O que me leva a referência (obrigada mamãe Boscov) do título desse texto. Assisti a um filme com Nicole Kidman e Zac Efron faz uns meses. Precisei de uns 40 minutos para me acostumar com as caras totalmente paralisadas dos dois atores. Parece que os dois estavam usando máscaras. Eu desanimo de ver certas produções audiovisuais porque tá todo mundo virando boneco de cera.
Claro que há cirurgia plástica desde o início do cinema — e naquela época os procedimentos eram muito mais inseguros. Ainda assim, eu vi as divas da Era de Ouro com rugas e linhas de expressão. Com o seio caído, com quilos a mais. Um dentinho imperfeito. Era um padrão, mas parecia um pouco mais saudável para todos os envolvidos (ou talvez eu só esteja sendo nostálgica).
Queria muito, muito mesmo, ver as atrizes que admiro envelhecendo sem tanta pressão. É muito triste ver profissionais que DEPENDEM das suas expressões faciais para desempenhar bem sua função PRECISAREM fazer procedimentos cada vez mais invasivos e paralisantes. É horrível. E o ciclo continua, porque a roda do capitalismo não pode parar, né.
Enfim, esse texto não chega a nenhuma solução porque a solução é acabar com os padrões misóginos e racistas da nossa sociedade e um texto, infelizmente, ainda não é capaz de fazê-lo. Sigo aqui tentando evitar as noias de passar creme antirruga.

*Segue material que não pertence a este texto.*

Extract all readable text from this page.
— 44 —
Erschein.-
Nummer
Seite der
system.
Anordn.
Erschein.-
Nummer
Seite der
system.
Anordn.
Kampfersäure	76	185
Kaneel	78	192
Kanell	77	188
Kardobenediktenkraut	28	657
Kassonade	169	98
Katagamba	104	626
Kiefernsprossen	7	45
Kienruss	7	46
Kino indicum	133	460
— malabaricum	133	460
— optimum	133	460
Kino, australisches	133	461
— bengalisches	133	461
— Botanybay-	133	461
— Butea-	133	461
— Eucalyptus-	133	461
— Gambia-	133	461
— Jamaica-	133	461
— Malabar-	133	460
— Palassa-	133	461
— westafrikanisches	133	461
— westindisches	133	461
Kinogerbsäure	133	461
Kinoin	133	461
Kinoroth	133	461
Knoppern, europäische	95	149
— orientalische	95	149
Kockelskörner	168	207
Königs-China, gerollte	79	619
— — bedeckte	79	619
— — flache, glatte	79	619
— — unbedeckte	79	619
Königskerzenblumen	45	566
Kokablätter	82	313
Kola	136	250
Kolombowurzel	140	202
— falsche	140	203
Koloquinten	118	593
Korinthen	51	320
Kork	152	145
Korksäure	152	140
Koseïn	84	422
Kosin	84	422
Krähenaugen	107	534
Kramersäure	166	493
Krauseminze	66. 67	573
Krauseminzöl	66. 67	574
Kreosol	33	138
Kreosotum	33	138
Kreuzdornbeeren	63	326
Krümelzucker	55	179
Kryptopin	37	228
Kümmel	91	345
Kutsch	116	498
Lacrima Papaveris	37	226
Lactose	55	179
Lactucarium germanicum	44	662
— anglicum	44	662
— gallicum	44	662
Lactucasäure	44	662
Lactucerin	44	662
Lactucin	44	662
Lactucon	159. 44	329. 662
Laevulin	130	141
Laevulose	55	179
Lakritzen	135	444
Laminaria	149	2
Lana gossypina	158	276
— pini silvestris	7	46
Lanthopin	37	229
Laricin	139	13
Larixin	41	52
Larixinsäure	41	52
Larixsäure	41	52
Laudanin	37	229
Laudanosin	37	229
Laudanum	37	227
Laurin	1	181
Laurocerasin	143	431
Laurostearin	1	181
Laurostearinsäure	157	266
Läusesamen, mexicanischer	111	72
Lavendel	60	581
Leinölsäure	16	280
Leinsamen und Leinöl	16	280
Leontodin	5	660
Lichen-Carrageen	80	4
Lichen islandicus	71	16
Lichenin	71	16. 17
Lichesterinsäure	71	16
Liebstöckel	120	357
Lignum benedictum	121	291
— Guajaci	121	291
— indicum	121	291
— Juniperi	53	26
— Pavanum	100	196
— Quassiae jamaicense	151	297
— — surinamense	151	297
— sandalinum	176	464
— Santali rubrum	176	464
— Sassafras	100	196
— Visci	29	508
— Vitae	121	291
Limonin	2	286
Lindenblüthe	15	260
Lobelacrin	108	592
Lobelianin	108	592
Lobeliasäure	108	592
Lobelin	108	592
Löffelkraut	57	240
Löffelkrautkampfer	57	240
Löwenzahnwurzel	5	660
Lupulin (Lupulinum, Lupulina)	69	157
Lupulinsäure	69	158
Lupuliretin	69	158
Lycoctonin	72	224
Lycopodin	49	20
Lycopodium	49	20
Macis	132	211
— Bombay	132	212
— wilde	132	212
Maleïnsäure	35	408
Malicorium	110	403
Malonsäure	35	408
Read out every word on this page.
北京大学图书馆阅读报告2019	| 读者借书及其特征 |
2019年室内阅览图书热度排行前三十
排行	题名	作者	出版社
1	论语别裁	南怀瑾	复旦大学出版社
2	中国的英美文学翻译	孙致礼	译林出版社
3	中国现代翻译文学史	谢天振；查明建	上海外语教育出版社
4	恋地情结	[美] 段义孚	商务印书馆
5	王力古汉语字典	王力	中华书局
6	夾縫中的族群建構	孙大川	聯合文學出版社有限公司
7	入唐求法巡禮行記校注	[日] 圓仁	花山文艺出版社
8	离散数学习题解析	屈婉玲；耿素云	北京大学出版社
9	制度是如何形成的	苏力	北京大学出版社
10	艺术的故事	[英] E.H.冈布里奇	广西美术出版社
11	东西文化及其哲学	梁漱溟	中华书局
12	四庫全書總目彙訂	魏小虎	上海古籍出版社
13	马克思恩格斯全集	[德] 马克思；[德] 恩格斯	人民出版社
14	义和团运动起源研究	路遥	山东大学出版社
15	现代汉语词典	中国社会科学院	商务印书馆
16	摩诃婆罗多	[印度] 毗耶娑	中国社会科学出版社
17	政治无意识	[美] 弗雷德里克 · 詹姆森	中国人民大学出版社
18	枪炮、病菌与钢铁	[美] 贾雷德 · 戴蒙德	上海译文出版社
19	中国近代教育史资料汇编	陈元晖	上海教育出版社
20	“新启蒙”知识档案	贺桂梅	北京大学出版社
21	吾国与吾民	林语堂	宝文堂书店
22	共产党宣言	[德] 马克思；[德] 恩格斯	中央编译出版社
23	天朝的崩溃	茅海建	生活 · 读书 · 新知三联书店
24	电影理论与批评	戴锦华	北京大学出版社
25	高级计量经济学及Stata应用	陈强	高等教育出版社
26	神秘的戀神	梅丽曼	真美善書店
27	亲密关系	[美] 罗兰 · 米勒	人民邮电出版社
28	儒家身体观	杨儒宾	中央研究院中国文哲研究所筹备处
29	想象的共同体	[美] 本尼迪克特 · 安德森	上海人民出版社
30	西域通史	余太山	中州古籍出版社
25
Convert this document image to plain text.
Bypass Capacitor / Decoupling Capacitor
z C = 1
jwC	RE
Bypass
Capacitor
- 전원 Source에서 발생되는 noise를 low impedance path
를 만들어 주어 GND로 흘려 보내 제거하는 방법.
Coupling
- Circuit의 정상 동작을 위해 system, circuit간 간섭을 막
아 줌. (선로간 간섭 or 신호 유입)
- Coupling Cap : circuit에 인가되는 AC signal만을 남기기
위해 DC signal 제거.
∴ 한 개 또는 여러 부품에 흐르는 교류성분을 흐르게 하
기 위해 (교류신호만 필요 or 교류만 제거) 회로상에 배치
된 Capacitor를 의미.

Sempre sonhei em ser uma velha grisalha cacheada e sei que só vou conseguir alcançar esse sonho resistindo a todas essas pressões. Assim como resisti na adolescência quando todo mundo sugeria explicita ou implicitamente que meu cabelo era horroroso e eu seria bonita se alisasse. Um amigo queria até me dar uma progressiva de presente, eu retruquei perguntando se ele me dava os 300 reais para eu pagar as contas de telefone atrasadas lá de casa.
É claro, ele não me deu os 300 reais e eu também não alisei o cabelo. O que foi uma sábia decisão da Isis de 15 anos porque vocês não tem noção do tamanho do meu cabeção — e isso é graças aos cachos que o preenche.
Voltamos a qualquer momento com mais reflexões, pitacos & gritaria.